The Snare Falls hydroelectric plant has been repaired and is once again generating power.
The Northwest Territories Power Corporation (NTPC) had warned the plant could be shut for months, depending on damage to the turbine.
However, having inspected the full extent of the problem and shipped in replacement parts, the turbine came back online on Monday afternoon.
“We were able to bring this unit back online a few days ahead of schedule,” said NTPC chief executive Emanuel DaRosa in a statement late on Tuesday.
March 3: Turbine at Snare Falls could be shut down for months, says NTPC
The turbine failed in mid-February, requiring $40,000 per day in additional diesel fuel to compensate for its loss while it underwent inspection and repair.
A damaged bearing was identified as the issue. Refurbished parts reached the site by March 7, but the plant had to be “fully de-watered” – which the NTPC says is rarely done in winter, given issues with ice build-up – to assess the precise nature of the damage.
“This process identified an additional bearing in the lower chamber as requiring replacement,” said the NTPC.

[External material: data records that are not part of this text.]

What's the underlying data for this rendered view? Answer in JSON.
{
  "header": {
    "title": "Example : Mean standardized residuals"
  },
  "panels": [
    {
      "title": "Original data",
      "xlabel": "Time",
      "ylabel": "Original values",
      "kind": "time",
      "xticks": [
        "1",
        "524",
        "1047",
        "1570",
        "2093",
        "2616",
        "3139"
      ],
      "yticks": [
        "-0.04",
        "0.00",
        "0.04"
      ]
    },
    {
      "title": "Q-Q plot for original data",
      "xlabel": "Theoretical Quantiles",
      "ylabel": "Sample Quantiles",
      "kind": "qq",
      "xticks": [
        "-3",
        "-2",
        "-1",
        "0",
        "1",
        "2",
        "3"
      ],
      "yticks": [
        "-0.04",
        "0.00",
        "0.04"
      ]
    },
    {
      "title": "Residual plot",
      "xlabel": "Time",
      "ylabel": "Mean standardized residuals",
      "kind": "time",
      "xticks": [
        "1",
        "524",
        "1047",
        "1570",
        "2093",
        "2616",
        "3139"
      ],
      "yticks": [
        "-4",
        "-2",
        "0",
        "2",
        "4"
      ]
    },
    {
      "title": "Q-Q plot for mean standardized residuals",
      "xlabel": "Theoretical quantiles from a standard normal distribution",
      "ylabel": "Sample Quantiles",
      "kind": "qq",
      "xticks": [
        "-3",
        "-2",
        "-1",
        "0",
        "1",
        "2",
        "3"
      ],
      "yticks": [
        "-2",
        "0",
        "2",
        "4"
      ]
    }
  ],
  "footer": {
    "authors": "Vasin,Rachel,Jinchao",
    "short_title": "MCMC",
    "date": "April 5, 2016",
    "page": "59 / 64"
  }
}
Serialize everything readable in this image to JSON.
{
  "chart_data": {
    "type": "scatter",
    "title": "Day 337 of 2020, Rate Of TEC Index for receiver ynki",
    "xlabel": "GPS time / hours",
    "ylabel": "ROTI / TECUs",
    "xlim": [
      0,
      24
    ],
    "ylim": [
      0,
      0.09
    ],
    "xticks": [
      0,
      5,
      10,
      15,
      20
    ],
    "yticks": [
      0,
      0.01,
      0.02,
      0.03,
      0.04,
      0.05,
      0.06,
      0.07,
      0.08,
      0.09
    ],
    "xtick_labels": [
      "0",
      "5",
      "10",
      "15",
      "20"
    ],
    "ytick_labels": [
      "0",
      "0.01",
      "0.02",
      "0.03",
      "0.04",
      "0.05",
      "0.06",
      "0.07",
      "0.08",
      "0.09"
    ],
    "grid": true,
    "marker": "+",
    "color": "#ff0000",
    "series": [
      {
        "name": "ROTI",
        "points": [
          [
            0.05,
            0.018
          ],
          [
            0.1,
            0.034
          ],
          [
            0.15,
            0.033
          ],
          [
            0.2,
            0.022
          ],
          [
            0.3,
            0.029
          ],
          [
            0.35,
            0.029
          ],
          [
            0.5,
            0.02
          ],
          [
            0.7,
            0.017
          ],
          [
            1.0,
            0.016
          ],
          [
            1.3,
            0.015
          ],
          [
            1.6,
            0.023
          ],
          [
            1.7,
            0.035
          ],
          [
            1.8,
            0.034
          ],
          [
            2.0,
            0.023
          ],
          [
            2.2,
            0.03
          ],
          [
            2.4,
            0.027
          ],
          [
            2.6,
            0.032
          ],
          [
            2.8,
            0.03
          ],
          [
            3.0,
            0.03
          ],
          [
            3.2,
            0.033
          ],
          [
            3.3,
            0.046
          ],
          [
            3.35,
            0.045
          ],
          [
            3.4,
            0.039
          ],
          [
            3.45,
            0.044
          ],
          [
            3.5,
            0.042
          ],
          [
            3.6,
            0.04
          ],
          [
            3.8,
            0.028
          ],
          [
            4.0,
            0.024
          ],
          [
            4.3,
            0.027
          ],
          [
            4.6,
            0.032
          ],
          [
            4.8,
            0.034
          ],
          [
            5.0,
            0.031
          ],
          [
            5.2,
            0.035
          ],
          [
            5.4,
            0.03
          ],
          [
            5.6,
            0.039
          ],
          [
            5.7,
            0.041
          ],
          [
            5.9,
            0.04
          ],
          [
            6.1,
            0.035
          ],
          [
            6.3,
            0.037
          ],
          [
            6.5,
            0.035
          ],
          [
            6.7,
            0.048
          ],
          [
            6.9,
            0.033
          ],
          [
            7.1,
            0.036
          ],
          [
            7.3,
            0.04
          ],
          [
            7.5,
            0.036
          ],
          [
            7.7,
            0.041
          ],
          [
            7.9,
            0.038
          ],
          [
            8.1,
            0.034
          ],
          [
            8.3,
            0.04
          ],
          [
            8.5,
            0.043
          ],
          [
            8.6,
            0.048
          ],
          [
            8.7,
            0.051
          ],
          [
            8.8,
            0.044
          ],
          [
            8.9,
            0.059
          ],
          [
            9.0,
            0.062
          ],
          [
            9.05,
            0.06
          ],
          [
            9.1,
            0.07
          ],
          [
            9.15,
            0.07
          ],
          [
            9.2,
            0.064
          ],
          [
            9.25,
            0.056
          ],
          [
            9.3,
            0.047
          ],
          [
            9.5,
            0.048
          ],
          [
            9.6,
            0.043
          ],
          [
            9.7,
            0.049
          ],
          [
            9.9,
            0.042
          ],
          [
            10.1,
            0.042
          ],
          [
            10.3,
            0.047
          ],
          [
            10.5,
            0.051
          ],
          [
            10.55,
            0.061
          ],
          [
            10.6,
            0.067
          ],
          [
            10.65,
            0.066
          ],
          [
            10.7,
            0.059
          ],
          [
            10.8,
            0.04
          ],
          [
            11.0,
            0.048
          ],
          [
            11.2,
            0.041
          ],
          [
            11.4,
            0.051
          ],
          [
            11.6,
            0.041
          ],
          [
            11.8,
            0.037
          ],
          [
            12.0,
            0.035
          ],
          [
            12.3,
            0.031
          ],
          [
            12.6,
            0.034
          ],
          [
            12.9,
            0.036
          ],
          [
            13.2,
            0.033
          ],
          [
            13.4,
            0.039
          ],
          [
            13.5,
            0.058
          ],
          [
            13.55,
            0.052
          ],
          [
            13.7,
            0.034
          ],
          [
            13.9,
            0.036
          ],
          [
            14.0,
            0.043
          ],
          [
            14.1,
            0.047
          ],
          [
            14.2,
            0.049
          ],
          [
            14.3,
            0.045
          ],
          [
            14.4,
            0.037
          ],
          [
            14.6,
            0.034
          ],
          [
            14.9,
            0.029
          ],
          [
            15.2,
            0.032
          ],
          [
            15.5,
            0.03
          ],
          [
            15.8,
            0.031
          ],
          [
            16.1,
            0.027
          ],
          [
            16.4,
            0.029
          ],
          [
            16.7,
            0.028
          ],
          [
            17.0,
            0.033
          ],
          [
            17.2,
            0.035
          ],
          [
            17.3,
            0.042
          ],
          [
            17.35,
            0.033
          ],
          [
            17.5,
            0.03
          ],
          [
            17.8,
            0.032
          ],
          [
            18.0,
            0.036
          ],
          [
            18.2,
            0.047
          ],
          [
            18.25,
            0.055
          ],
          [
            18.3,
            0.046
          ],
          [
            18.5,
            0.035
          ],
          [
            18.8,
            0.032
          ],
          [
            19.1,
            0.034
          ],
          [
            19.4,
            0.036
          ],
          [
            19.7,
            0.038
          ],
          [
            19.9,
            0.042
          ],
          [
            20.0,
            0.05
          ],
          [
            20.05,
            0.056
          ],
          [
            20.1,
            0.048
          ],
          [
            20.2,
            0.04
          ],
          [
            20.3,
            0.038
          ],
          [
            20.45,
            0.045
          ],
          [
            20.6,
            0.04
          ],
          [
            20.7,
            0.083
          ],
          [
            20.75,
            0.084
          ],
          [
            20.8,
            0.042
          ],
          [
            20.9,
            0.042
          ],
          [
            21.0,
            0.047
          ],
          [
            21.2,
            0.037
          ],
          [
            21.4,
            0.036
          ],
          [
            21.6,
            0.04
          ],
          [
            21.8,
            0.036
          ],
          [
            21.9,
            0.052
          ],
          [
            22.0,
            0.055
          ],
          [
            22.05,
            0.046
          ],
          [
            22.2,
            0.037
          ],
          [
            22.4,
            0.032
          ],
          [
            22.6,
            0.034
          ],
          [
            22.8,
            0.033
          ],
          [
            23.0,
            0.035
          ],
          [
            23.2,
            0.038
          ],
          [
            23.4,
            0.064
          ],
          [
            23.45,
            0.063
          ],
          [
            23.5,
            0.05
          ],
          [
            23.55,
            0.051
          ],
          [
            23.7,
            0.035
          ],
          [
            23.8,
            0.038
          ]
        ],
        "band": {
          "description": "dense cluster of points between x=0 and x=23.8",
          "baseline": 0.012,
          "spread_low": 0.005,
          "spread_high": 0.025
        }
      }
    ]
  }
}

“To bring the turbine unit back into service the blades were repaired, both upper and lower bearings were replaced, and the unit was re-aligned and re-watered.
“While the unit is functioning normally at this time, it is still scheduled for a complete overhaul later this spring when demand for electricity is lower and the need for additional diesel generation is decreased.”
The power corporation says the repairs are estimated to have cost $505,000, with the additional fuel required coming in at an estimated $1.16 million.
Who pays for that? Hopefully not you, according to the NTPC, which added it is “working closely” with the territorial government to “minimize the impact of this event on customers and cost of living in the NWT”.